Aunque el mejor chiste agrio de nuestra democracia lo constituye el art. 14 de la Constitución que establece la igualdad de todos los españoles ante la Ley sin que pueda prevalecer discriminación alguna por razón de nacimiento… o cualquier otra condición o circunstancia personal o social. La Familia Real es la constatación. Por ello no es de extrañar que la Audiencia de Palma rebaje la fianza de la Infanta Cristina por su implicación en el “Caso Nóos” donde aparece como presunta cooperadora en dos delitos fiscales. Su esposo, Urdangarín, está acusado de malversación de fondos públicos, fraude a la administración pública, falsedad documental, prevaricación y fraude fiscal.
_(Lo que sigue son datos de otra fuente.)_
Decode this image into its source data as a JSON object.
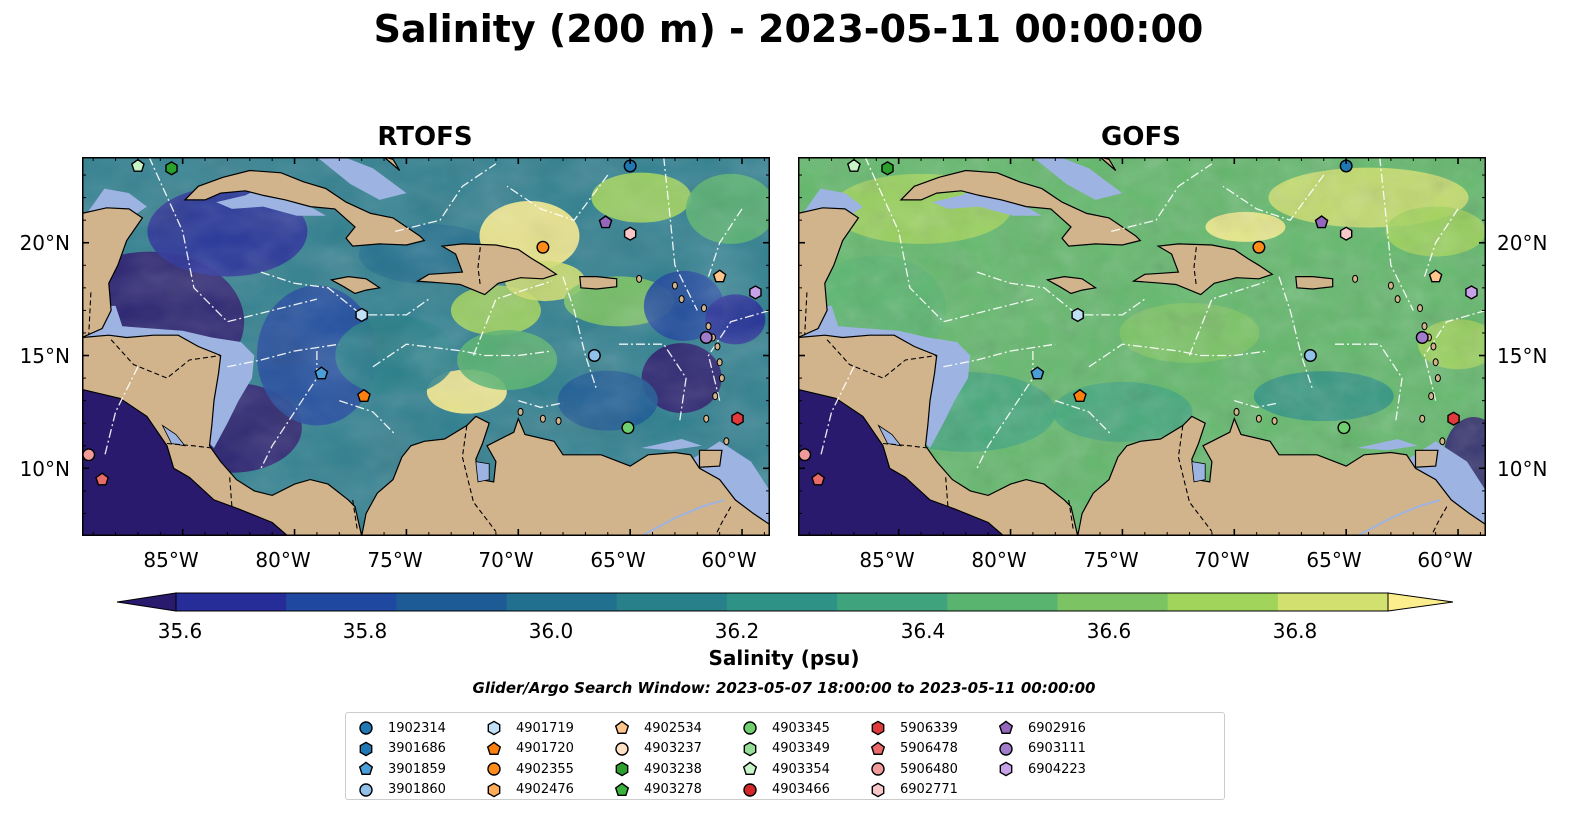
{
  "title": "Salinity (200 m) - 2023-05-11 00:00:00",
  "panels": [
    {
      "title": "RTOFS",
      "mode": "rtofs"
    },
    {
      "title": "GOFS",
      "mode": "gofs"
    }
  ],
  "lon_ticks": [
    "85°W",
    "80°W",
    "75°W",
    "70°W",
    "65°W",
    "60°W"
  ],
  "lat_ticks": [
    "20°N",
    "15°N",
    "10°N"
  ],
  "colorbar": {
    "label": "Salinity (psu)",
    "min": 35.5,
    "max": 37.0,
    "step": 0.1,
    "ticks": [
      "35.6",
      "35.8",
      "36.0",
      "36.2",
      "36.4",
      "36.6",
      "36.8"
    ],
    "colors": [
      "#2a1a6e",
      "#262d99",
      "#1f49a0",
      "#1c5b96",
      "#22708f",
      "#27808a",
      "#2f9286",
      "#3fa47d",
      "#58b46f",
      "#7cc463",
      "#a1d45a",
      "#d1e06e",
      "#fdee8d"
    ],
    "extend": "both"
  },
  "search_window": "Glider/Argo Search Window: 2023-05-07 18:00:00 to 2023-05-11 00:00:00",
  "colors": {
    "land": "#d2b48c",
    "shelf": "#9db3e1",
    "border": "#000000",
    "eez": "#ffffff"
  },
  "floats": [
    {
      "id": "1902314",
      "marker": "circle",
      "color": "#1f77b4",
      "lon": -65.0,
      "lat": 23.4
    },
    {
      "id": "3901686",
      "marker": "hexagon",
      "color": "#1f77b4",
      "lon": null,
      "lat": null
    },
    {
      "id": "3901859",
      "marker": "pentagon",
      "color": "#4a9fd8",
      "lon": -78.8,
      "lat": 14.2
    },
    {
      "id": "3901860",
      "marker": "circle",
      "color": "#8fc1ea",
      "lon": -66.6,
      "lat": 15.0
    },
    {
      "id": "4901719",
      "marker": "hexagon",
      "color": "#bfe0f5",
      "lon": -77.0,
      "lat": 16.8
    },
    {
      "id": "4901720",
      "marker": "pentagon",
      "color": "#ff7f0e",
      "lon": -76.9,
      "lat": 13.2
    },
    {
      "id": "4902355",
      "marker": "circle",
      "color": "#ff8c1a",
      "lon": -68.9,
      "lat": 19.8
    },
    {
      "id": "4902476",
      "marker": "hexagon",
      "color": "#ffab58",
      "lon": null,
      "lat": null
    },
    {
      "id": "4902534",
      "marker": "pentagon",
      "color": "#ffc58a",
      "lon": -61.0,
      "lat": 18.5
    },
    {
      "id": "4903237",
      "marker": "circle",
      "color": "#ffe2c5",
      "lon": null,
      "lat": null
    },
    {
      "id": "4903238",
      "marker": "hexagon",
      "color": "#2ca02c",
      "lon": -85.5,
      "lat": 23.3
    },
    {
      "id": "4903278",
      "marker": "pentagon",
      "color": "#3bb33b",
      "lon": null,
      "lat": null
    },
    {
      "id": "4903345",
      "marker": "circle",
      "color": "#6fcf6f",
      "lon": -65.1,
      "lat": 11.8
    },
    {
      "id": "4903349",
      "marker": "hexagon",
      "color": "#95de95",
      "lon": null,
      "lat": null
    },
    {
      "id": "4903354",
      "marker": "pentagon",
      "color": "#c7f5c7",
      "lon": -87.0,
      "lat": 23.4
    },
    {
      "id": "4903466",
      "marker": "circle",
      "color": "#d62728",
      "lon": null,
      "lat": null
    },
    {
      "id": "5906339",
      "marker": "hexagon",
      "color": "#e03a3b",
      "lon": -60.2,
      "lat": 12.2
    },
    {
      "id": "5906478",
      "marker": "pentagon",
      "color": "#ea6a6a",
      "lon": -88.6,
      "lat": 9.5
    },
    {
      "id": "5906480",
      "marker": "circle",
      "color": "#f09a9a",
      "lon": -89.2,
      "lat": 10.6
    },
    {
      "id": "6902771",
      "marker": "hexagon",
      "color": "#f8c8c8",
      "lon": -65.0,
      "lat": 20.4
    },
    {
      "id": "6902916",
      "marker": "pentagon",
      "color": "#9467bd",
      "lon": -66.1,
      "lat": 20.9
    },
    {
      "id": "6903111",
      "marker": "circle",
      "color": "#a27ccc",
      "lon": -61.6,
      "lat": 15.8
    },
    {
      "id": "6904223",
      "marker": "hexagon",
      "color": "#c8a2e8",
      "lon": -59.4,
      "lat": 17.8
    }
  ]
}
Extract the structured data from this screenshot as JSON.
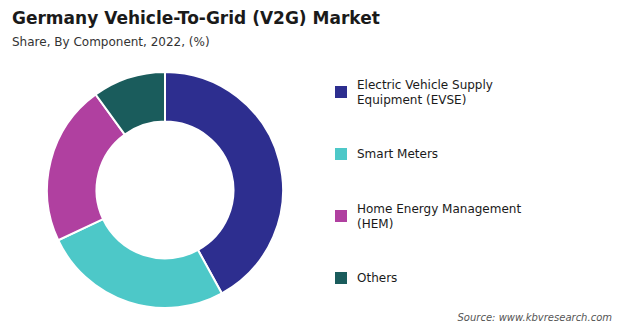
{
  "chart_data": {
    "type": "donut",
    "title": "Germany Vehicle-To-Grid (V2G) Market",
    "subtitle": "Share, By Component, 2022, (%)",
    "source": "Source: www.kbvresearch.com",
    "labels": [
      "Electric Vehicle Supply\nEquipment (EVSE)",
      "Smart Meters",
      "Home Energy Management\n(HEM)",
      "Others"
    ],
    "values": [
      42,
      26,
      22,
      10
    ],
    "colors": [
      "#2d2e8f",
      "#4dc8c8",
      "#b040a0",
      "#1a5c5c"
    ],
    "legend": "right"
  }
}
Tampoco nos sorprenderá en esta democracia “a la carta”, que el Partido Popular haga leyes para su interés y beneficio. A raíz del caso Gürtel, los papeles de Bárcenas, el caso de las tarjetas de Caja Madrid,…. el Partido Popular aprueba un Proyecto de Ley de Enjuiciamiento Criminal para que los imputados pasen a denominarse investigados. Más manipulación implica mayor desinformación y mayor corrupción. Y tras las imágenes de detenidos como Bárcenas o Rato, altos cargos del Partido Popular, introduce una enmienda a la Ley para evitar que estas imágenes se puedan difundir en los medios según alegan para “asegurar el respeto a sus derechos constitucionales”. Tiene gracia que el Partido Popular hable de derechos constitucionales cuando los incumple continuamente. De vergüenza. El Partido Popular nos está encaminando hacia lo que la doctrina del Tribunal Constitucional, también asumida por el Tribunal Europeo de Derechos Humanos, denominan “efecto del desaliento”.

Con este panorama político Alternativa Socialista (AS) es un partido que lucha, sin desalentarse, por la igualdad en libertad y por una democracia verdadera y justa. A través de una labor constante, consecuente y dilatada en el tiempo Alternativa Socialista (AS) agrupa a colectivos territoriales y marcas locales socialistas. Personas con un objetivo común la justicia social que trabajan por sus vecinos y con sus vecinos desde la igualdad y la libertad. Nos conformamos y consolidamos día a día como una ALTERNATIVA SOCIALISTA.